WATERBURY, Vt. -- A half dozen production lines operate 12 hours a day, cutting small filters and stuffing them into tiny cups, dropping in 2 or 3 grams of coffee and sealing them before whisking them into boxes.
The scores of little coffee containers, known around Green Mountain Coffee Roasters as K-Cups, rolling off the line every few minutes represent what the small specialty brewer hopes will be a revolution in the way Americans brew their favorite roast at home.
The diminutive cups are a self-contained brewing system that can be popped into a relatively new brand of coffee maker to produce a single cup of steaming java. Gone, promoters of the systems say, are the days of a full pot of coffee slowly burning before it's thrown out.
Green Mountain Coffee Roasters Inc. isn't alone. Brewers large and small, as well as appliance manufacturers, are getting in on the act and pushing the brewing systems as an ideal gift for a population addicted to convenience.
''It's an instance of quality meets convenience," said T.J. Whalen, marketing vice president at Green Mountain Coffee.
Green Mountain and other small specialty brewers like it are trying to capture the higher end of the market with their more expensive brews and their fancier brewing systems.
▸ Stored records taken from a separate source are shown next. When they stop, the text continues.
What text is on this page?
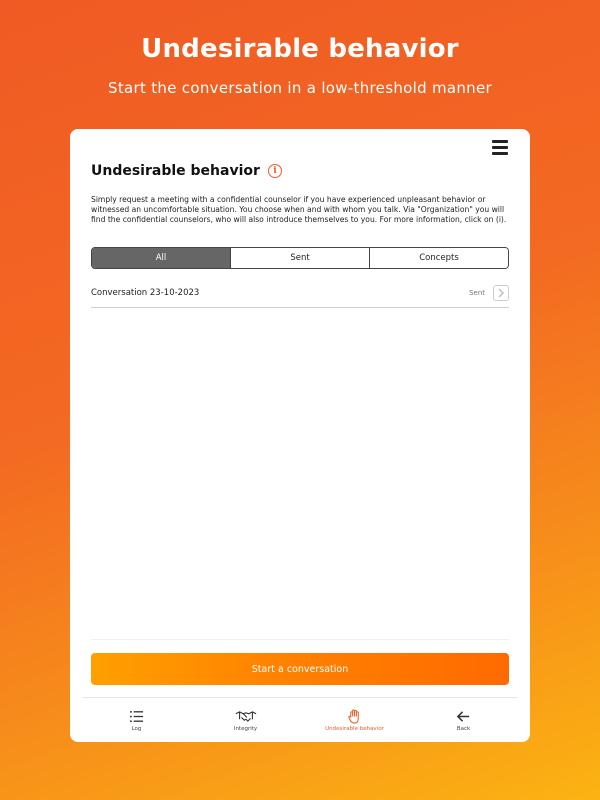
Undesirable behavior
Start the conversation in a low-threshold manner
Undesirable behavior	i
Simply request a meeting with a confidential counselor if you have experienced unpleasant behavior or witnessed an uncomfortable situation. You choose when and with whom you talk. Via "Organization" you will find the confidential counselors, who will also introduce themselves to you. For more information, click on (i).
All	Sent	Concepts
Conversation 23-10-2023	Sent
Start a conversation
Log	Integrity	Undesirable behavior	Back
But companies from Procter & Gamble Co.'s Folgers brand to Sara Lee Corp.'s Senseo and Kraft Foods Inc.'s Maxwell House also are trying to capitalize on what a number of companies believe is an emerging trend in the home kitchen.
The machines have taken off in offices, but a critical mass is only just beginning to be reached where consumers might consider buying them for their homes.